Pattern B: Ton-Stabilisator statt Detektor-Jagd
Wenn dein Problem ist, dass der Ton zwischen steif und zu locker schwankt:
- Entwurf mit deinem Basismodell schreiben.
- Alles durch Clever Ai Humanizer in genau dem Stil schicken, den du als Standard möchtest.
- Stellen, die zu aufgebläht oder zu wortreich wurden, wieder auf die ursprünglichen KI-Sätze zurücksetzen.
So nutzt du Clever Ai Humanizer als eine Art „Ton-Kompressor“ statt als Unsichtbarkeitszauber. Das erhält deine inhaltliche Bedeutung besser, als mehrere Paraphrasierer zu verkettet, worauf sich @mikeappsreviewer meiner Ansicht nach etwas stärker verlässt als nötig.
4. Wie es sich in einem komplett kostenlosen Setup schlägt
Wenn du Writesonic komplett vermeiden willst:
- Nutze Clever Ai Humanizer als zentrales Humanizer-Tool.
- Nutze dein Haupt-LLM (wie dieses hier) als Präzisions-Editor, nicht als weiteren Paraphrasierer. Prompts wie „kürze diesen Absatz ohne Fakten zu ändern“ oder „lass das wie einen gestressten Masterstudenten klingen, alle Zitate behalten“ sind besseren generischen Paraphrasen überlegen.

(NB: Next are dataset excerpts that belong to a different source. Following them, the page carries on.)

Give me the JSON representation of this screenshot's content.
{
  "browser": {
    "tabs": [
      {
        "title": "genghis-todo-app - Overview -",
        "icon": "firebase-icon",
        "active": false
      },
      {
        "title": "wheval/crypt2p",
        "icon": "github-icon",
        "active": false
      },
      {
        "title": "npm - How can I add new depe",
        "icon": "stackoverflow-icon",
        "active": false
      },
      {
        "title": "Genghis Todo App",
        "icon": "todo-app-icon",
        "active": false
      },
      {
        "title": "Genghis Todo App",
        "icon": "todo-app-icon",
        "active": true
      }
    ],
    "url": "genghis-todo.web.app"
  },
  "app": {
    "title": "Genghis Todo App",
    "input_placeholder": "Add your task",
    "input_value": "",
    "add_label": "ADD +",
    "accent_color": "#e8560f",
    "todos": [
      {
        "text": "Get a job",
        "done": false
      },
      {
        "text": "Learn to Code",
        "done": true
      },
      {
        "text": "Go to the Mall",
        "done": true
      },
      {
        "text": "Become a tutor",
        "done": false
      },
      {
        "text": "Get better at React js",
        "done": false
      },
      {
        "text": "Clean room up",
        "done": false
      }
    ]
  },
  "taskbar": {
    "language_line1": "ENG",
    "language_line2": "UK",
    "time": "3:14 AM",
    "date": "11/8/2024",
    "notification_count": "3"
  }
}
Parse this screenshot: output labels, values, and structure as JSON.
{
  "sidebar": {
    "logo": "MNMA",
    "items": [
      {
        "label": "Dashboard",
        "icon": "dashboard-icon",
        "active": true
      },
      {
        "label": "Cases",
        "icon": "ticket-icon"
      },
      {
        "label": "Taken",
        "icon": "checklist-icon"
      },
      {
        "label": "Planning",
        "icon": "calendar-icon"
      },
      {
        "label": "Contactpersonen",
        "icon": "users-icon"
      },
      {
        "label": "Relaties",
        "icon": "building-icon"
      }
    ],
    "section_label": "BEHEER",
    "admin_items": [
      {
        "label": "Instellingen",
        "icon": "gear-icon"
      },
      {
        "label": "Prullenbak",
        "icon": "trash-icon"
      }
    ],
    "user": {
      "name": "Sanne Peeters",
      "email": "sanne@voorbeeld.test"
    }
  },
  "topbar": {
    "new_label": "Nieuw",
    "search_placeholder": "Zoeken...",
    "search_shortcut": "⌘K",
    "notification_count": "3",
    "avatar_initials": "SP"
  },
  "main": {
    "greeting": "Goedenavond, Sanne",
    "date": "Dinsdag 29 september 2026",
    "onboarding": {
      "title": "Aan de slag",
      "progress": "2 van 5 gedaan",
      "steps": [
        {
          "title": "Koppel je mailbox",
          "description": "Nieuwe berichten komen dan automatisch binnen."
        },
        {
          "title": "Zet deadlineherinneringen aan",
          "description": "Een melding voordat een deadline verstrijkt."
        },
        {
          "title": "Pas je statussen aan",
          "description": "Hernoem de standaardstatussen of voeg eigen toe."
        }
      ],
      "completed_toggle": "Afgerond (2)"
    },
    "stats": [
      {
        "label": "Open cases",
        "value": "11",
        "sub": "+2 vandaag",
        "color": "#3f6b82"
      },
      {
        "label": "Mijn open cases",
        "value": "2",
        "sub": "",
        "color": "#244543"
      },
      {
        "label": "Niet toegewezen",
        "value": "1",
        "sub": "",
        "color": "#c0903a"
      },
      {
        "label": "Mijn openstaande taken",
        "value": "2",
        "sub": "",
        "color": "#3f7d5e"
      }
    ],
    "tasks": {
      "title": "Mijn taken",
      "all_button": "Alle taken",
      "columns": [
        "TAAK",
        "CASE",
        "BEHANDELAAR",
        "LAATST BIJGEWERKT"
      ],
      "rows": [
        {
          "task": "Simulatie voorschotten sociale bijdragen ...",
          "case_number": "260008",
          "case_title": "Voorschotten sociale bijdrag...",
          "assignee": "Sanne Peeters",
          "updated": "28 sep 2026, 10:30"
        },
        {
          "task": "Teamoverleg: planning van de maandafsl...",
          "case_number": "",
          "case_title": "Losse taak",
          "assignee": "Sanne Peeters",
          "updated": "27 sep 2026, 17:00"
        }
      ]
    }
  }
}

- Lass es bleiben, jeden Absatz durch drei Detektoren zu jagen. Such dir ein Tool als groben Indikator und hör auf, sobald der Text so klingt, als könntest du ihn glaubwürdig müde selbst geschrieben haben.
5. Wann du auf keinen Humanizer setzen solltest
Wenn:
- Deine Institution strenge Tools wie Turnitin verwendet
- Deine eigenen Schreibproben sich stark von KI-gestützter Arbeit unterscheiden
- Oder die Einsätze hoch sind (veröffentlichungsreife Forschung, juristische Dokumente)
Dann sollten Clever Ai Humanizer, Writesonic oder Ähnliches nur Hilfen zwischen deinem eigenen Konzept und ernsthafter Überarbeitung sein. Kein Tool kann deinen langfristigen individuellen Stil vollständig nachbilden.
Fazit: Clever Ai Humanizer ist ein solides kostenloses Ersatztool für Writesonics AI Humanizer, solange du es als stilistische Hilfe behandelst und mit leichten, gezielten menschlichen Überarbeitungen kombinierst, statt mit reiner Tool-Gewalt „menschlichen“ Text zu erzwingen.